– Что с внучкой? – тут же всполошился призрак, легко входя в новое амплуа заботливого дедушки.
В кабинет без зова шагнула Бельташ, отобрала бессознательное тельце у Ригета и невозмутимо объяснила:
– Виной спертый воздух в кабинете и усталость с дороги. Такое порой бывает у девушек. Отнесу ее в комнату, где есть кровать или диван. Попробую помочь.

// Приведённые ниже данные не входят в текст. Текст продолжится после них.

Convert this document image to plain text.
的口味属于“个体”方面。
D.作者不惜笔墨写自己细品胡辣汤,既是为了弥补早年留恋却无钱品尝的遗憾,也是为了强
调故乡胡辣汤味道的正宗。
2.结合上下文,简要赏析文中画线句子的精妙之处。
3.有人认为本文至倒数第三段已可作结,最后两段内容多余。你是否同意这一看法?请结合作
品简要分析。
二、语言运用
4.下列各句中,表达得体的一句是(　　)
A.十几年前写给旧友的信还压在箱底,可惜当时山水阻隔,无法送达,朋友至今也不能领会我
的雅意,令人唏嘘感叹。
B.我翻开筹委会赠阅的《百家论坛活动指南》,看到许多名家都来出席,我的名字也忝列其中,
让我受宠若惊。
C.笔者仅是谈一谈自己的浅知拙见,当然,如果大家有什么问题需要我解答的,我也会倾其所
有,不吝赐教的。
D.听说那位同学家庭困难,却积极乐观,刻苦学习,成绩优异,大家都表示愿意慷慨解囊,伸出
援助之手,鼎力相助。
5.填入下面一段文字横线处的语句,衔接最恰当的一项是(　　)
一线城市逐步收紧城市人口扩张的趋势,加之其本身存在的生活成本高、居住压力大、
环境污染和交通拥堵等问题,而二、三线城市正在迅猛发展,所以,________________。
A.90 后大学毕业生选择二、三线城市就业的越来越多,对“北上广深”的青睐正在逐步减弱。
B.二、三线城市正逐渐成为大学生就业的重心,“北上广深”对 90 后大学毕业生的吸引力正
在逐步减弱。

Очнулась Светка от прохладных прикосновений к вискам, чем-то похожих на китайский точечный массаж. Она лежала на широком и низком кожаном диване. Рядом сидела, подогнув ноги, Бельташ. Первым делом, сурово сдвинув брови, дева-рыцарь спросила:
– У тебя лунные дни?
– Еще нет, завтра-послезавтра. У меня за день-два до начала спазмы иногда случаются, ничего не болит особо, но как накатит – холодный озноб, дрожь… Но до обморока никогда не доходило. Я лекарства заранее пью, а тут ничего под рукой не оказалось, и как быть, не знаю. Вокруг одни мужчины, попросить некого, – смущенно призналась Света, сама присаживаясь на диване и поджимая ноги.
– Ты – жрица Алхой, исцели себя, – посоветовала Бельташ.
Она прикрыла глаза, как делала каждый раз, окунаясь в воспоминания, и продолжила:
– Раньше жрицам было достаточно молитвы богине, чтобы разорвать лунную связь до той поры, пока они не пожелают продлить род.
– Молитва? Я не знаю молитв, – пожаловалась Светка, здесь и сейчас готовая выучить любую, хоть десять, только бы помогло справиться с настоящими и неуклонно надвигающимися неприятностями. Как и какие она будет искать прокладки в пустом холодном замке, где подмываться – мысли о грядущих неудобствах накатывали волной истерики.
– Руки на живот, пальцы раскрыты листом каштана. Повторяй! – скомандовала Бельташ.
Светка, хлопнув растопыренные пятерни на тощее пузико, заговорила в унисон с рыцарем смерти:
– Алхой, мать всего живого, покровительница, защитница, целительница, обрати на меня свой благосклонный взор! Знаю, так тобой заповедано, но прошу о милости и участии, ибо дела мои лишь во славу твою вершатся. Позволь выйти ненадолго из вечного круга, сужденного каждой женщине. Вновь в него возвращусь я по первому слову твоему иль сама ступлю, когда настанет черед продолжить род. Помоги же, великая и милостивая!..
Слово в слово повторяла Светлана за Бельташ молитву, которая ей казалась вовсе и не молитвой, а скорее устной просьбой о временной приостановке женского цикла. И с каждым словом все сильнее девушка погружалась в странное ощущение теплого, пушистого и при этом невесомого покрывала, окутывающего ее с головы до ног, появилось чувство покоя и защищенности. Такое, наверное, испытывают дети в утробе матери, потому столь громко кричат, когда их выпихивают на свет. Слова лились, значение каждого утратилось, остался лишь общий смысл и цель – просьба о помощи. Время застыло или тоже потеряло значение, только мягкий покой и уют заполняли все вокруг.